Materials and methods:
STUDY AREA
The study area encompassed the winter and summer ranges of the partially migratory Ya Ha Tinda elk herd along the eastern slopes of the Rocky Mountains in and adjacent to Banff National Park (BNP, Fig. 1). High-elevation bare rock and mixed shrub and herbaceous alpine communities dominated areas > 2,100 m in the west. Engelmann spruce (Picea engelmannii ) and subalpine fir (Abies lasiocarpa ) were the primary high-elevation conifer landcover, with low-elevation forests consisting of lodgepole pine (Pinus contorta ) and white spruce (P. glauca ). Early seral stands (< 20-year stand age) consisted of logged areas (hereafter, “cutblocks”) and post-fire forest regeneration.
Other ungulates in the area include white-tailed deer (Odocoileus virginianus ), mule deer (O. hemionus ), moose, bighorn sheep (Ovis canadensis ), mountain goats (Oreamnos americanus ), and feral horses (Equus caballus ). Wolves naturally recolonized the study in the mid-1980s and continue to be relatively stable (Berg, 2019). Grizzly bears have increased in Alberta (Morehouse & Boyce, 2016), and densities on protected federal land were 2.4 times higher than on provincial lands (Boulanger et al., 2005; Whittington & Sawaya, 2015). Cougars expanded their range in northern and eastern Alberta since the 1990s (Knopff et al., 2014).
SCAT COLLECTION AND ANALYSIS
We used scat-detection dogs to detect predator scats during 1 July – 30 September, 2013 – 2016, along stratified random transects located in proportion to elevation classes and landcover representation within a systematic sampling grid of 57 5 x 5-km cells (see Spilker, 2019). We recorded scat diameter and physical description to identify scats to species (Weaver & Fritts, 1979; Rezendes, 1992; Elbroch, 2003), and collected DNA on a subsample of scats to assess our accuracy. We combined grizzly and black bears into one ursid category because we found low accuracy in our ability to discriminate the two (Spilker, 2019).

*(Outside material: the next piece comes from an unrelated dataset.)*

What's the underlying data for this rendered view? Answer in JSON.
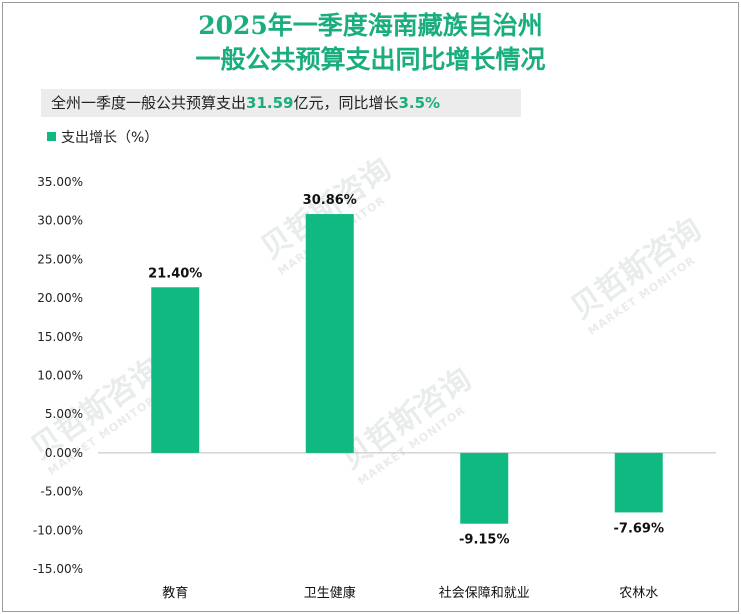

We analyzed scat contents for the presence of elk hair using either macroscopic analysis or DNA analysis. For macroscopic analysis, we randomly selected 20 hairs from each scat, prepared hairs using standard methods (Ciucci et al., 1996), and identified the species based on characteristics of the hairs’ medulla, cuticle scale patterns, and scale margin distance using dichotomous keys (Moore et al., 1974; Kennedy & Carbyn, 1981). Three trained observers were subject to blind trials on known hairs, obtaining a minimum of 80% correct classification rate prior to analysis.

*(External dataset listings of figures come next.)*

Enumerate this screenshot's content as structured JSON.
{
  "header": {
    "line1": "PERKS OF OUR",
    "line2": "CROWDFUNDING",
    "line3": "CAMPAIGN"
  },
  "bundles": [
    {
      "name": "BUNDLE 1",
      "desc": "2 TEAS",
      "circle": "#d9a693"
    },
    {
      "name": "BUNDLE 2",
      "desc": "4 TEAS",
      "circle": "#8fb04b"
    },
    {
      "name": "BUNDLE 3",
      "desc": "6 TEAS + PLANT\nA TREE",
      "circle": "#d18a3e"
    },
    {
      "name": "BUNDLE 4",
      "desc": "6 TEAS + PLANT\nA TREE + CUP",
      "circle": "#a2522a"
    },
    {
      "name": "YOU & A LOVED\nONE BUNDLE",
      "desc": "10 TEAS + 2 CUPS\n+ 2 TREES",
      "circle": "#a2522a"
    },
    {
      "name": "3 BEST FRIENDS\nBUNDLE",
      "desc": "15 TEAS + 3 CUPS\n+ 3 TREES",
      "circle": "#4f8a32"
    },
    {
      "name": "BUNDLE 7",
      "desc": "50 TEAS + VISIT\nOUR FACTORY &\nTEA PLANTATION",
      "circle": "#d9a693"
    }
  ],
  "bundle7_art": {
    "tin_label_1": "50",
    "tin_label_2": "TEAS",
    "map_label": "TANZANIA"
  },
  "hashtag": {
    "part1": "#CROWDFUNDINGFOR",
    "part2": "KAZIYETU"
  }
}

DNA was extracted from hair shafts using QIAGEN’s DNeasy Tissue kits (QIAGEN Inc., Valencia, USA). Polymerase chain reaction (PCR) was used to amplify DNA and prey species identification was confirmed via a partial sequence analysis of a hypervariable region of the mitochondrial 16S rRNA gene. This approach identified the most dominant prey species in the scat (i.e., based on the proportion of DNA); mixed samples where there was no dominant species (or equal amounts of DNA from each species) were re-run with ungulate-specific primers to determine if elk DNA was present. We compared the presence of elk from the DNA analysis to the macroscopic analysis on the same scats (n = 60) based on Area Under the Curve from a Receiver Operating Characteristic curve. We found DNA analysis detected elk present in 88% of the scats where we detected elk macroscopically. Wildlife Genetics International (Nelson, Canada) performed DNA analyses.
SPATIAL PREDATION RISK
Spatial predation risk (PRij ) reflected the relative risk of an elk dying from a specific predator, i , at a location j , and was derived as:
PRij = RSFij * Pij eqn 2
where RSFij is scat-based resource selection function, and Pij is relative probability of elk being in the predator scat at the location. To estimate total risk from all predators (bear, cougar, coyote, or wolf), we summed the individual predation risk predictions standardized from (0 – 1).